Challengers will have a tough time generating enough national interest and campaign money to unseat Democratic U.S. Reps. Chellie Pingree of the 1st District and Mike Michaud of the 2nd District or GOP Sen. Olympia Snowe on Election Day 2012, say a number of analysts.

But if any of that trio is susceptible, it may be Michaud in the more rural, conservative northern Maine 2nd District, observers say.

Currently, none of Maine’s federal lawmakers up for re-election is rated vulnerable by the nonpartisan Cook Political Report or Rothenberg Political Report in Washington.

But GOP state Senate President Kevin Raye of Perry is poised to run against Michaud and is the challenger in the best position to make a serious run at a Maine incumbent, analysts say.

Presidential politics also could come into play in the 2nd District, pumping up the profile of the Michaud-Raye race and resulting in more national party and outside interest group money pouring into the district.

President Obama won Maine by 18 points over Republican John McCain in 2008, though his numbers are down in Maine like everywhere else. But even if Obama is judged to be doing OK in Maine next year, the 2nd District could lure a GOP candidate looking to steal a single electoral vote.

Maine is not a winner-take-all state. Two of its four electoral votes go to the overall winner, but the loser can still win a single electoral vote by winning one of the congressional districts.

Obama won 61 percent of the vote in 2008 in the 1st District, compared to 55 percent in the 2nd District, according to the Almanac of American Politics.

John Baughman, a politics professor at Bates College who is a Democrat in his personal views, said by September the GOP presidential campaign might “drop some money in the 2nd to test the waters. The question is how much money is worth investing for one electoral vote when there are a lot bigger prizes out there?”

Michaud — who often opposes Obama on trade issues and was a paper mill worker — is a good fit with the 2nd District, says Mike Cuzzi, a Democrat and Mainer who was Obama’s New Hampshire primary deputy state director.

“It would clearly be a significant upset if Kevin Raye were to unseat Mike,” Cuzzi said. Still, in a “rural and values voter” district “that is going to be the most significant and substantive (federal) race we have in Maine,” Cuzzi added.

It will be much tougher for challengers in the other two Maine federal races in 2012.

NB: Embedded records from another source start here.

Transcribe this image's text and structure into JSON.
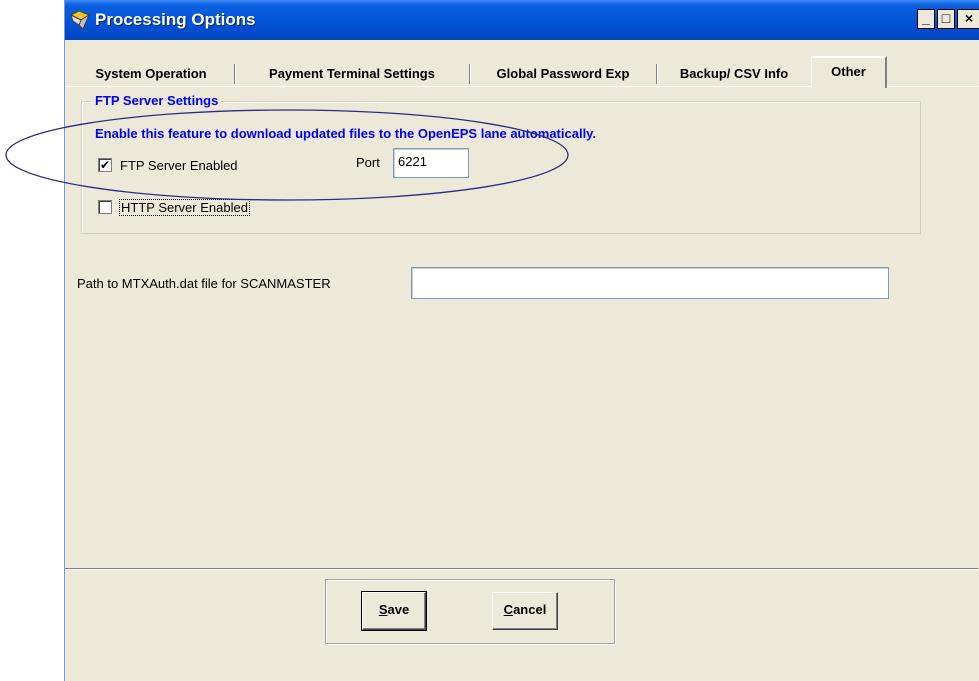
{
  "window": {
    "title": "Processing Options",
    "controls": {
      "minimize": "_",
      "maximize": "□",
      "close": "×"
    }
  },
  "tabs": [
    {
      "label": "System Operation",
      "active": false
    },
    {
      "label": "Payment Terminal Settings",
      "active": false
    },
    {
      "label": "Global Password Exp",
      "active": false
    },
    {
      "label": "Backup/ CSV Info",
      "active": false
    },
    {
      "label": "Other",
      "active": true
    }
  ],
  "ftp_group": {
    "title": "FTP Server Settings",
    "description": "Enable this feature to download updated files to the OpenEPS lane automatically.",
    "ftp_checkbox": {
      "label": "FTP Server Enabled",
      "checked": true,
      "mark": "✔"
    },
    "port_label": "Port",
    "port_value": "6221",
    "http_checkbox": {
      "label": "HTTP Server Enabled",
      "checked": false,
      "mark": ""
    }
  },
  "path": {
    "label": "Path to MTXAuth.dat file for SCANMASTER",
    "value": ""
  },
  "buttons": {
    "save": {
      "accel": "S",
      "rest": "ave"
    },
    "cancel": {
      "accel": "C",
      "rest": "ancel"
    }
  },
  "colors": {
    "titlebar": "#0052d6",
    "window_bg": "#ece9d8",
    "group_text": "#0000ff",
    "annotation_ellipse": "#2b2b86"
  },
  "icons": {
    "app": "app-tool-icon"
  }
}
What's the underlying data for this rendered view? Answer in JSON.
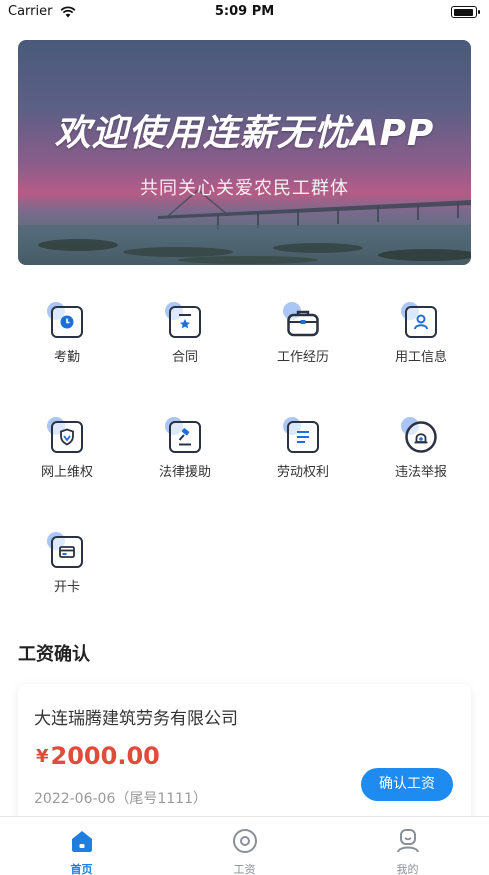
{
  "status_bar": {
    "carrier": "Carrier",
    "time": "5:09 PM"
  },
  "banner": {
    "title": "欢迎使用连薪无忧APP",
    "subtitle": "共同关心关爱农民工群体"
  },
  "functions": [
    {
      "label": "考勤",
      "icon": "clock-icon"
    },
    {
      "label": "合同",
      "icon": "contract-icon"
    },
    {
      "label": "工作经历",
      "icon": "briefcase-icon"
    },
    {
      "label": "用工信息",
      "icon": "user-card-icon"
    },
    {
      "label": "网上维权",
      "icon": "shield-icon"
    },
    {
      "label": "法律援助",
      "icon": "gavel-icon"
    },
    {
      "label": "劳动权利",
      "icon": "document-icon"
    },
    {
      "label": "违法举报",
      "icon": "alarm-icon"
    },
    {
      "label": "开卡",
      "icon": "card-icon"
    }
  ],
  "wage_section": {
    "title": "工资确认",
    "card": {
      "company": "大连瑞腾建筑劳务有限公司",
      "currency": "¥",
      "amount": "2000.00",
      "date": "2022-06-06（尾号1111）",
      "confirm_button": "确认工资"
    }
  },
  "tab_bar": {
    "items": [
      {
        "label": "首页",
        "active": true,
        "icon": "home-icon"
      },
      {
        "label": "工资",
        "active": false,
        "icon": "wage-icon"
      },
      {
        "label": "我的",
        "active": false,
        "icon": "profile-icon"
      }
    ]
  },
  "colors": {
    "accent": "#1e8bf0",
    "amount": "#e14b3b",
    "icon_blob": "#a9c6f5",
    "icon_stroke": "#2a3140"
  }
}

Maine political consultant Dennis Bailey, who has advised mostly Democrats as well as former Independent Gov. Angus King, said Snowe will be attacked from the right in the GOP primary by tea party-affiliated Scott D’Amboise of Lisbon Falls and Andrew Ian Dodge of Harpswell. She’ll also take fire from the left, says Bailey, by one of the Democrats vying to challenge Snowe, state Rep. Jon Hinck of Portland and former Maine Secretary of State Matthew Dunlap of Old Town.

But it doesn’t appear Snowe’s potential rivals are gaining the traction needed to really damage the well-liked Snowe and her more than $3.2 milion war chest, Bailey said.

Snowe “will say, ‘I am in the middle, I am being attacked from both sides,’ ” Bailey said.

Christian Potholm, a government professor at Bowdoin College, said if Democrats really thought Snowe vulnerable, then Pingree might well have made a run at Snowe.

Potholm, a Republican who runs a bipartisan polling firm whose clients have included King, Republican William Cohen and Democrat John Baldacci, is among the analysts skeptical that Pingree is vulnerable.

GOP state Senate Majority Leader Jon Courtney of Springvale is weighing a run against Pingree, but Republicans look at the 1st District “and see that the district hasn’t voted Republican in a long time,” Potholm said. “The national Republicans are far less likely to put money into that race no matter who is running, than in the 2nd District.”

Still, Brent Littlefield, a Maine native and Washington-based GOP consultant who has worked with many Maine Republicans including Gov. Paul LePage, warned that by next summer the Maine political landscape could look different: “The president could be even worse (in the polls) or the president could be way up. It is so early right now.”